La page d'accueil concernant les cas de la vague française de 1954 se trouve ici.

OCTOBER 8, 1954, SCHWOBEN, HAUT-RHIN:

Référence pour ce cas: 8-oct-54-Schwoben. Merci de citer cette référence dans toute correspondance avec moi en rapport avec ce cas.

RAPPORTS:

[Ref. 1154:] JOURNAL "L'ALSACE":

"ENGINS NON IDENTIFIES" DANS LE CIEL DU SUNDGAU

"J'ai senti le souffle de la "soucoupe" qui venait de me dépasser"
nous déclare M. RENE OTT témoin, hier matin d'une stupéfiante aventure

[Photo légendée:] "L'engin se trouvait à environ ça du sol," déclare M. Ott en accompagnant ses paroles d'un geste de la main.

Davantage peut-être que l'émotion, la frayeur se lisait encore sur son visage, lorsque, pour la dixième [...]

Berentzwiller, est un fonctionnaire, réputé sérieux, ses chefs nous l'ont confirmé. Il est impensable qu'il ait in-[..]

il me dépassait j'ai nettement senti le souffle de l'engin. Celui-ci me précéda alors, toujours à la même distance et à la même hauteur et ce, sur plusieurs centaines de mètres, jusqu'à la première maison de Jettingen.

Là, je m'arrêtais, me sentant plus rassuré. C'est à ce moment que le "champignon lumineux" monta à la verticale et à une vitesse hallucinante derrière les premières maisons de Jettingen pour disparaître rapidement dans le ciel.

Il ne faisait absolument aucun bruit, du moins n'ai-je rien entendu du fait que le moteur de mon scooter tournait et que je portais un casque.

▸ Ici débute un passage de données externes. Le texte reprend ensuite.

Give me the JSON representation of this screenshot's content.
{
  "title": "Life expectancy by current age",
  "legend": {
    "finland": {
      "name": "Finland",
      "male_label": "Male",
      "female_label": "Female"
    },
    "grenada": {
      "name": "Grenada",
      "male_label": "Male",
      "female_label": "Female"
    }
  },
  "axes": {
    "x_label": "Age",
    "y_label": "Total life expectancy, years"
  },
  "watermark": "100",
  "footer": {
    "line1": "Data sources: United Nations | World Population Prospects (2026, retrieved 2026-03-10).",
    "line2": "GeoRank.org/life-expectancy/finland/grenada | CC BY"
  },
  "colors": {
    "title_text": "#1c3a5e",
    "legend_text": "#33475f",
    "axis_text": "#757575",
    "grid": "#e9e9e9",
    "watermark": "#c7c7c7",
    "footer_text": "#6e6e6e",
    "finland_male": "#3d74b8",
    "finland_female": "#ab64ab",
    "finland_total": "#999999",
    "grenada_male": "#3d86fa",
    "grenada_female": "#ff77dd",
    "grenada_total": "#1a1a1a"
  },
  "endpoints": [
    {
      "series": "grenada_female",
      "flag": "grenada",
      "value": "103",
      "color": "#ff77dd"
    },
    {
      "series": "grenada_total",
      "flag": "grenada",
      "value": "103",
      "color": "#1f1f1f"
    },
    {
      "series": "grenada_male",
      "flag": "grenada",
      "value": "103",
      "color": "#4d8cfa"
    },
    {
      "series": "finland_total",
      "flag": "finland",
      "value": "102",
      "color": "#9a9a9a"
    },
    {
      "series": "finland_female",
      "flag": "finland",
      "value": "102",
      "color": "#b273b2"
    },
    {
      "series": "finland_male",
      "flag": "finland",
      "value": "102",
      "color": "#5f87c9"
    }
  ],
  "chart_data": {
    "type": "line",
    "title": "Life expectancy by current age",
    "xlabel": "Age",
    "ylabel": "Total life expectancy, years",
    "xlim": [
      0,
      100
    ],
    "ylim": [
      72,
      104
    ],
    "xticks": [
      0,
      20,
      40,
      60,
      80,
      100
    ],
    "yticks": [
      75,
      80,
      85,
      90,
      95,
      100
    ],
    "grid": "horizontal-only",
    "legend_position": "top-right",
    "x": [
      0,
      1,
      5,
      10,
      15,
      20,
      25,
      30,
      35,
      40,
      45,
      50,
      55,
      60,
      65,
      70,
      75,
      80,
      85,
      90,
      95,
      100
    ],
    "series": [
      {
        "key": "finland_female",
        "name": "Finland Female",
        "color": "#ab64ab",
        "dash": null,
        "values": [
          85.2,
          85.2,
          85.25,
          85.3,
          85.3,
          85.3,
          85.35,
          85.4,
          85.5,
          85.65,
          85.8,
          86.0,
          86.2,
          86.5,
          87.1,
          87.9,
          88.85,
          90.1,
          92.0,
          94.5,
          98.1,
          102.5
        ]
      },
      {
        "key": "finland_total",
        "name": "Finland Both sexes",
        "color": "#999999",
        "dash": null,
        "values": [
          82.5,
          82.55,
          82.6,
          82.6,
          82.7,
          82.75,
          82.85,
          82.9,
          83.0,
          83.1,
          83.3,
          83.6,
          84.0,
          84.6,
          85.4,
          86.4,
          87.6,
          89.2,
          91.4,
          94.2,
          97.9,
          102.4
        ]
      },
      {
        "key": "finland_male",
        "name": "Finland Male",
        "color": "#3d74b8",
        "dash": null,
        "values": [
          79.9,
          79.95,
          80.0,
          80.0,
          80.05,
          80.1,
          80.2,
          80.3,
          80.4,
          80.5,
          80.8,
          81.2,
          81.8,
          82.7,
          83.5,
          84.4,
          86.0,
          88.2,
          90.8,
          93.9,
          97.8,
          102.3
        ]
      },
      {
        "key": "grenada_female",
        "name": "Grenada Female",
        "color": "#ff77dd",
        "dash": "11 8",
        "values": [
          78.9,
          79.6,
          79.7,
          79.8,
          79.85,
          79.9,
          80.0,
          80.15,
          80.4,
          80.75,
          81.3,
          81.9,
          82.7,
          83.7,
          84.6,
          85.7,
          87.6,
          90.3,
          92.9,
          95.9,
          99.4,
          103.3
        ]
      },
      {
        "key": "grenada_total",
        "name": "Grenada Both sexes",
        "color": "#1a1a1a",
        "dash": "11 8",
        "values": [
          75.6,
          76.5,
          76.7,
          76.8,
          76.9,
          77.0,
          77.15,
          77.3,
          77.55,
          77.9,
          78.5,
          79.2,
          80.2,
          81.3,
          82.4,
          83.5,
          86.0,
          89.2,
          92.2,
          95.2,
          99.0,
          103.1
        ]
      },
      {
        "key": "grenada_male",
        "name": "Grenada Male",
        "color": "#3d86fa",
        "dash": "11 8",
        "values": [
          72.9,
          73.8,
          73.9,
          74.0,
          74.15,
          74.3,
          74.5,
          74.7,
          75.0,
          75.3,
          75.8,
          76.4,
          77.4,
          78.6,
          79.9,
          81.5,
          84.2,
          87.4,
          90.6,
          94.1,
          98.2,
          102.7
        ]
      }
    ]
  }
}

A aucun moment je n'ai aperçu d'hommes ou d'êtres vivants autour ou dans l'engin, même pas d'ombres [...]

[Ref. 654:] AIME MICHEL:

Aimé Michel indique qu'à Jettingen, près de Mulhouse, un atterrissage assez spectaculaire a eu lieu au cours de la nuit du 7 au 8 octobre 1954. Il donne le récit du témoin, René Ott, fonctionnaire des chemins de fer:

"Je roulais à scooter entre Berentzwiller et Altkirch sur la départementale 16, lorsqu'un peu avant le village de Jettingen, j'aperçus nettement dans le rayon de mon phare, à environ 3 mètres de la route sur la gauche, dans un pré, un engin en forme de champignon ou de hutte. Il pouvait mesurer 3 mètres d'envergure, et dans sa silhouette en forme de coupole je distinguai un rectangle lumineux, comme une porte, d'une hauteur de 1,50 mètre et large de 60 centimètres environ. Pris de peur, j'accélérai. Mais quelques dizaines de mètres plus loin, je fus pris par derrière dans une intense lumière blanche portant à au moins 200 mètres, et dont la source semblait se rapprocher à toute allure. L'engin me dépassa en effet à une hauteur de 5 ou 6 mètres au-dessus de la route, et je sentis très nettement un très fort déplacement d'air. Il me précéda alors audessus de la route jusqu'au village, pendant plusieurs centaines de mètres. A la première maison, il monta presque verticalement et disparut derrière le village. Mais j'ai eu le temps de l'observer. Il était extrêmement lumineux en vol, avec des lueurs d'arc-en-ciel. Je n'ai rien entendu, mais il est vrai que je portais un casque."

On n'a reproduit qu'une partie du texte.